The developers are already beginning to estimate the final date for the arrival of the merger (“The Merge”) of Ethereum, at the moment a time span is handled between September 15 and 20.

After the merger in Goerli, the last test network to test the migration process, Mario Havel, Ethereum developer, have developed a mathematical model with which it is sought to predict the date on which the merger will occur within the main network.

This model, although it is based on the activation of Bellatrix, a protocol that will start the difficulty bomb — a process that gradually reduces the rewards to miners — also calculates the fact that miners would stop mining in Ethereum when their profitability is reduced. This taking into account that, according to data from WhatToMine, Ethereum is the most profitable network for mining by graphics cards, followed by Ethereum Classic.

Havel estimates 2 tentative dates: Bellatrix will be activated on August 30, taking the hashrate migration model as a reference, the merger would be completed on September 15. In another scenario, with Bellatrix activating on September 6, the merger would arrive by September 20.

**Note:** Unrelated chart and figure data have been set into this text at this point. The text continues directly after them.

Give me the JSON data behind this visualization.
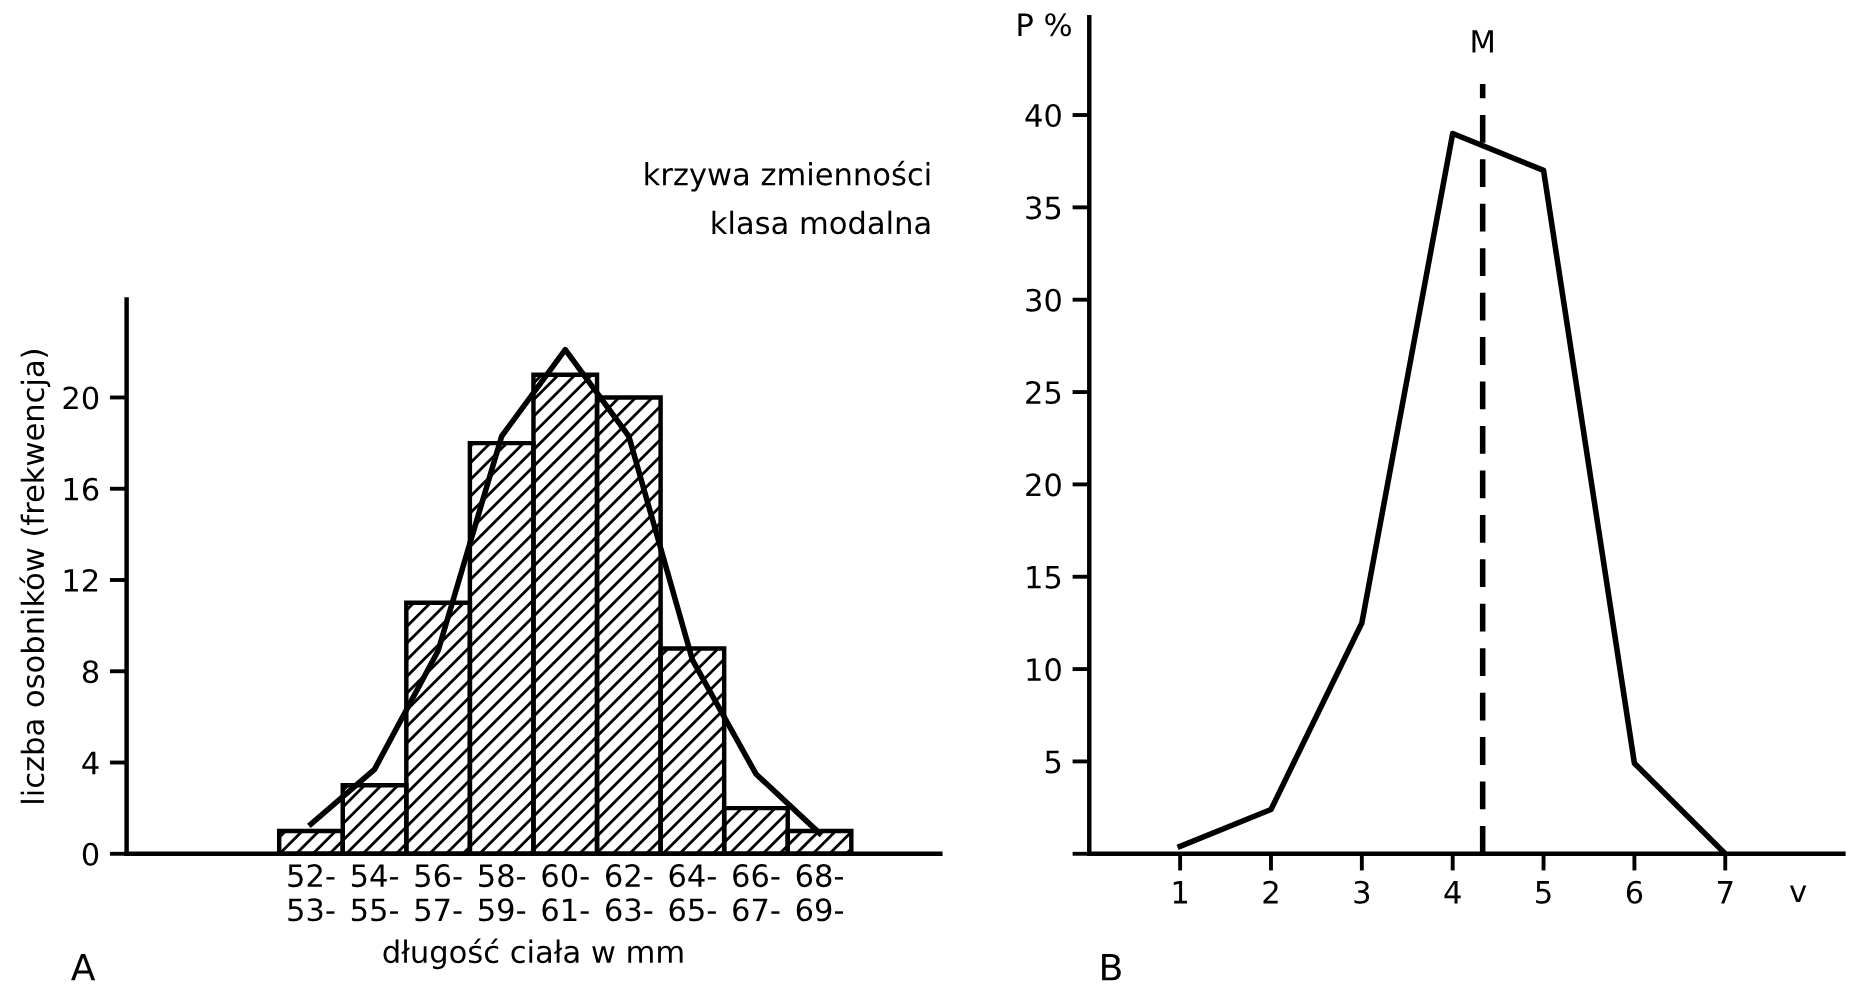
{
  "chart_data": [
    {
      "type": "bar",
      "xlabel": "długość ciała w mm",
      "ylabel": "liczba osobników (frekwencja)",
      "categories": [
        "52-\n53-",
        "54-\n55-",
        "56-\n57-",
        "58-\n59-",
        "60-\n61-",
        "62-\n63-",
        "64-\n65-",
        "66-\n67-",
        "68-\n69-"
      ],
      "values": [
        1,
        3,
        11,
        18,
        21,
        20,
        9,
        2,
        1
      ],
      "color": "#000000",
      "series": [
        {
          "name": "krzywa zmienności",
          "type": "line",
          "color": "#000000",
          "values": [
            1.3,
            3.7,
            8.9,
            18.3,
            22.1,
            18.3,
            8.5,
            3.5,
            0.9
          ]
        }
      ],
      "ylim": [
        0,
        24.3
      ],
      "yticks": [
        0,
        4,
        8,
        12,
        16,
        20
      ],
      "annotations": [
        "klasa modalna",
        "A"
      ]
    },
    {
      "type": "line",
      "xlabel": "v",
      "ylabel": "P %",
      "x": [
        1,
        2,
        3,
        4,
        5,
        6,
        7
      ],
      "series": [
        {
          "color": "#000000",
          "values": [
            0.4,
            2.4,
            12.5,
            39,
            37,
            4.9,
            0
          ]
        }
      ],
      "xlim": [
        0,
        8.3
      ],
      "ylim": [
        0,
        45.3
      ],
      "xticks": [
        1,
        2,
        3,
        4,
        5,
        6,
        7
      ],
      "yticks": [
        {
          "value": 0,
          "label": null
        },
        5,
        10,
        15,
        20,
        25,
        30,
        35,
        40
      ],
      "ref_lines": [
        {
          "axis": "x",
          "value": 4.33,
          "label": "M",
          "color": "#000000",
          "line_style": "dashed"
        }
      ],
      "annotations": [
        "B"
      ]
    }
  ]
}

The red line represents the average hashrate, and the blue one shows an estimate of the fall of this with the arrival of the merger. Source: Notes.ethereum.org.

A curiosity of these dates, is that they stick to the estimates at the last Ethereum developers meeting, in which they calculated that the merger could arrive by September 19. An estimate that they made without any mathematical model, but that indicates a tentative date to which they are preparing.

Why can’t a date be set?

The developers are unable to set a date for the merger due to factors such as migrating hashrate, caused by miners who stop mining on Ethereum and migrate to other networks in search of better returns.

Once the difficulty bomb is activated, miners will have less and less profitability, which will motivate them to stop mining Ethereum. The difficulty bomb is an event that leads to what the developers have called “the ice age”. A stage at which mining a block becomes very complex for miners, therefore, the network stops. At that point, the fusion is executed, then the Ethereum 2.0 validators proceed to confirm the blocks.

This process must be synchronized, but due to the motivations that Ethereum miners may have in not seeing their profitability reduced, they will seek to migrate before reaching the “ice age”.

From migrating excessively, causing the network to stop — there are no miners mining blocks — the Ethereum protocol has the ability to “pull ahead” the merger, advancing your arrival date.